A Typical day in life during law school finals

FIRST SEMESTER

- wake up to alarm clock promptly at 7:00am, eat breakfast, drink coffee, pore over outlines and class notes all morning. Go to gym in afternoon to relieve some stress, come home, resume studying. Meet with classmates to go over outlines and and anxiously predict what problems we may have on the exam. In bed by midnight the night before the test, but too nervous to get good sleep.

SECOND SEMESTER

- wake up to alarm clock at 9am, eat breakfast, study, maybe go to gym later. No meeting with classmates, because that proved useless last semester, but frequent calls to one another to discuss or clarify certain points.

THIRD SEMESTER

- wake up around 10, play around on the internet, make sure there's nothing good on TV. Study on and off all day; sleep fine.

FOURTH SEMESTER

- wake up at some point, play around on internet, watch Sportscenter, maybe a Netflix movie. Play Tiger Woods Golf. Have outlines open on computer all day for conscience placation purposes, but minimal attention given. Check email and Facebook once every 5-10 minutes to see if anyone has a new status update. Bid on things on eBay, mainly just to have more things to check online. Calculate various grade combinations needed to maintain class ranking. Eat dinner, drink beer, watch baseball and basketball (it's okay, because the outlines are still up on my computer). Stuff face with Laffy Taffy. Regularly move cursor to awaken computer from sleep mode.

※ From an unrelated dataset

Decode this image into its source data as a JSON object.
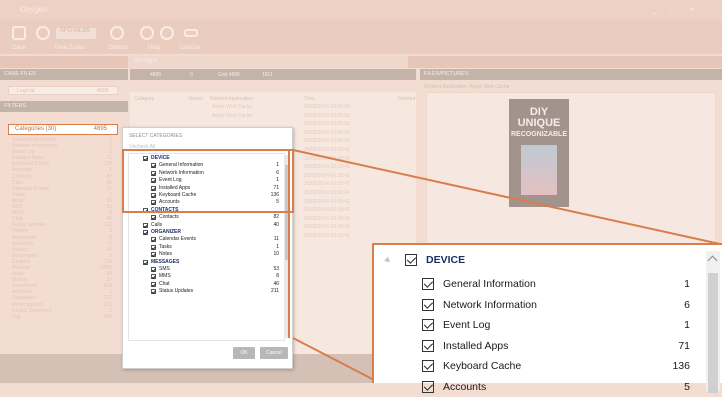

Hearsay is so incredibly gay

that is all

To facebook or not to facebook?

One of the first things they told us in 1L orientation was to delete our online social network profiles. They must have known that then we wouldn't (after all, then what the hell would we do in class), because the next thing they said was to at least put them on restricted viewing... or at the very minimum, clean up all content to a level you wouldn't mind a potential employer seeing.

So this cautionary direction came to mind when I sat at my computer earlier tonight deciding whether or not I should send friend requests to the associates at the summer firm I'm working for. The very first alert that shot up in my mind was ABSOLUTELY NOT--ARE YOU FUCKING DEMENTED. But the more I thought about it, the more I was tempted. What would I gain from doing this? Just about nothing. And despite the obvious fact that I don't want people gathering around a computer tomorrow laughing at pictures of me lying on the floor with a watermelon on my head, I still kind of think it seems like a good idea.

Apathy abounds

My first exam is in less than two weeks. I have two 20 page papers due next week. Try as I might, I just don't care. I've tried hard to care. I can't.

This time last year I was cranking out outlines, poring over Nutshells, making stacks of flashcards. That is not happening now. It certainly doesn't help that I already have a job.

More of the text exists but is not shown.